Al apelar a la vez a la lujuria y a la cólera de Wilson, Judith logró que Wilson disociara totalmente su conciencia racional de los comportamientos que más respaldaban su querella contra los señores Wyeth y la esperanza de hacerles desembolsar daños y perjuicios, y multas. En cuanto el viejo Wilson deslizó su rígida capacidad de decisión dentro de mi mujer, perdió el interés de su abogado en la querella, así como la rectitud intachable de su esposa y las posibles simpatías del jurado. Porque, por supuesto, Judith lo había documentado todo. Y no sólo con la tarjeta de crédito, grabaciones de las llamadas telefónicas y un par de notas amistosas y casi incriminatorias que había enviado a Wilson a su oficina y que no se habían identificado como privadas (y, por tanto, habían sido debidamente abiertas, fechadas, triplicadas y archivadas por su secretaria, convirtiéndose instantáneamente en propiedad legal del banco), sino también prestando atención a los detalles: siete conjuntos nuevos de ropa interior de seda, muy atrevidos, que sólo se habían utilizado una vez, o más bien después, y en los que todavía había, no sólo algún que otro vello púbico gris del viejo Wilson Doan sino también restos de la misma sustancia que había ayudado a engendrar a su condenado hijo; su semen, seco y protegido para siempre dentro de bolsas transparentes. (Tantas cosas en la vida se reducen a lo que ocurre con el semen, dónde termina: dentro, fuera, de alta o baja calidad, perdido o encontrado). Si Wilson Doan seguía adelante con la querella, podía salir a la luz, y sin duda que así sería, que uno de los demandantes se estaba acostando con uno de los demandados, lo que parecería muy turbio y no complacería a la señora Doan ni a los directivos del banco. Adolphus Clay III, más hábil y astuto que nadie, se enteró de los entretenimientos vespertinos de su cliente y los Doan no tardaron en retirar su demanda de cuarenta millones de dólares.
Pero, sin saber aún la razón, yo lo consideré una victoria, una oportunidad de recuperar nuestra anterior vida.

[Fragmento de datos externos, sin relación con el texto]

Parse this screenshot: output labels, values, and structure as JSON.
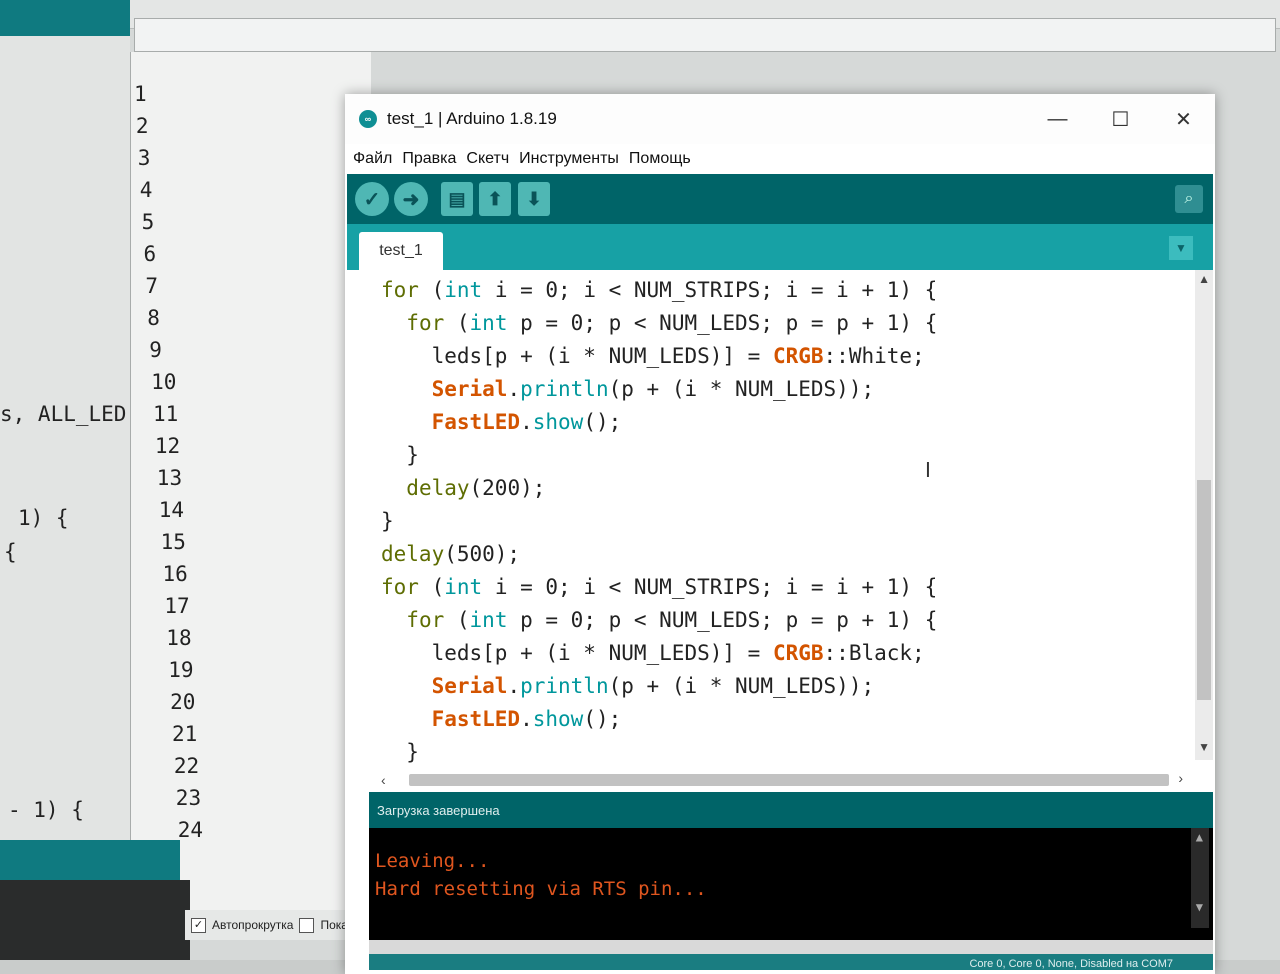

—¡Buenas noticias! —exclamé cuando volví a casa esa noche. Judith estaba arrodillada junto al armario de su cuarto—. ¡Ha terminado!
Judith se limitó a sonreír inexpresivamente, como quien escucha a un enfermo terminal describiendo un tratamiento milagroso.
—¿Qué estás haciendo? —pregunté.
—Limpieza.
Volvió a centrarse en el armario y vi cómo arrojaba por encima de su cabeza zapatos de salón, mocasines planos, zapatillas de deporte. Caían sobre la colcha, al pie de la cómoda, por la moqueta. Yo no sabía gran cosa de zapatos de mujer, pero todos me parecieron en perfecto estado.